Language, Chance, and Science

Language, Chance, and Science
AP Photo/Ashwini Bhatia

John H. McWhorter is a linguist at Columbia University, and a fascinating and sometimes controversial figure. For instance, although he describes himself as “a cranky liberal Democrat,” he also wrote a book, Losing the Race, which claims that African American culture is partly to blame for the relatively poor performance of African Americans in school and work life. That book made him popular with conservatives, and led the Manhattan Institute to name him a contributing editor to its publication City Journal. On the other hand, he is a vigorous defender of “Black English” as a perfectly valid form of English, just as grammatical as “standard” American English. (That is a position that traditionalist conservatives ought to embrace, first of all because it is correct, and secondly because it recognizes the priority of concrete ways of life over abstract rules. But alas, too many conservatives have mistaken the position of nineteenth-century grammar rationalists as being conservative.)

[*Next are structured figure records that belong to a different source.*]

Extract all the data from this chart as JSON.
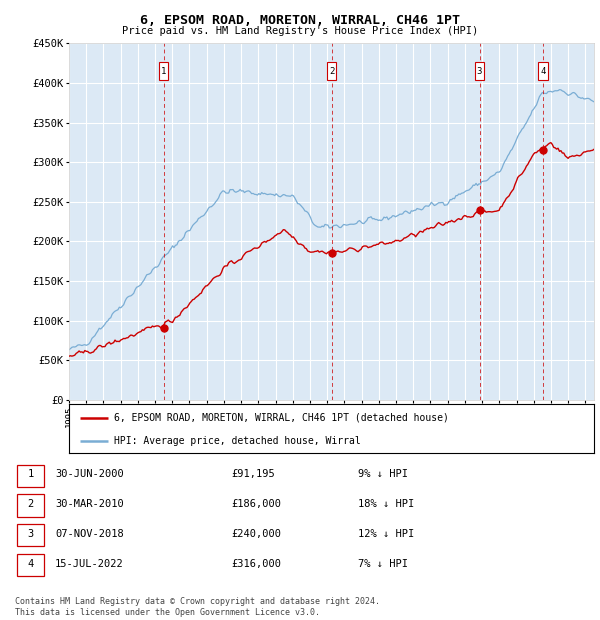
{
  "title": "6, EPSOM ROAD, MORETON, WIRRAL, CH46 1PT",
  "subtitle": "Price paid vs. HM Land Registry's House Price Index (HPI)",
  "ylim": [
    0,
    450000
  ],
  "yticks": [
    0,
    50000,
    100000,
    150000,
    200000,
    250000,
    300000,
    350000,
    400000,
    450000
  ],
  "ytick_labels": [
    "£0",
    "£50K",
    "£100K",
    "£150K",
    "£200K",
    "£250K",
    "£300K",
    "£350K",
    "£400K",
    "£450K"
  ],
  "bg_color": "#dce9f5",
  "grid_color": "#ffffff",
  "hpi_color": "#7aadd4",
  "price_color": "#cc0000",
  "sale_points": [
    {
      "num": 1,
      "year": 2000.5,
      "price": 91195,
      "label": "30-JUN-2000",
      "price_str": "£91,195",
      "hpi_str": "9% ↓ HPI"
    },
    {
      "num": 2,
      "year": 2010.25,
      "price": 186000,
      "label": "30-MAR-2010",
      "price_str": "£186,000",
      "hpi_str": "18% ↓ HPI"
    },
    {
      "num": 3,
      "year": 2018.85,
      "price": 240000,
      "label": "07-NOV-2018",
      "price_str": "£240,000",
      "hpi_str": "12% ↓ HPI"
    },
    {
      "num": 4,
      "year": 2022.54,
      "price": 316000,
      "label": "15-JUL-2022",
      "price_str": "£316,000",
      "hpi_str": "7% ↓ HPI"
    }
  ],
  "legend_red_label": "6, EPSOM ROAD, MORETON, WIRRAL, CH46 1PT (detached house)",
  "legend_blue_label": "HPI: Average price, detached house, Wirral",
  "footer": "Contains HM Land Registry data © Crown copyright and database right 2024.\nThis data is licensed under the Open Government Licence v3.0.",
  "xmin": 1995,
  "xmax": 2025.5
}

In addition to these positions that have brought him into the public eye, McWhorter is a serious linguist, specializing in language change and Creole languages, and conversant in Spanish, French, German, Italian, Portuguese, Russian, Dutch, Swedish, and Hebrew. In The Language Hoax, McWhorter takes on an important and contentious view that has been kicking around linguistics and the social sciences since at least the eighteenth century, a theory which has sometimes been called the “Sapir-Whorf hypothesis” (itself a controversial term). The theory is popular enough that it played a central role in the major motion picture Arrival, where it was explicitly mentioned by name. The essence of the theory is that the worldview of we humans is … well, here things get murky: determined by? strongly influenced by? somewhat influenced by? … the language we speak.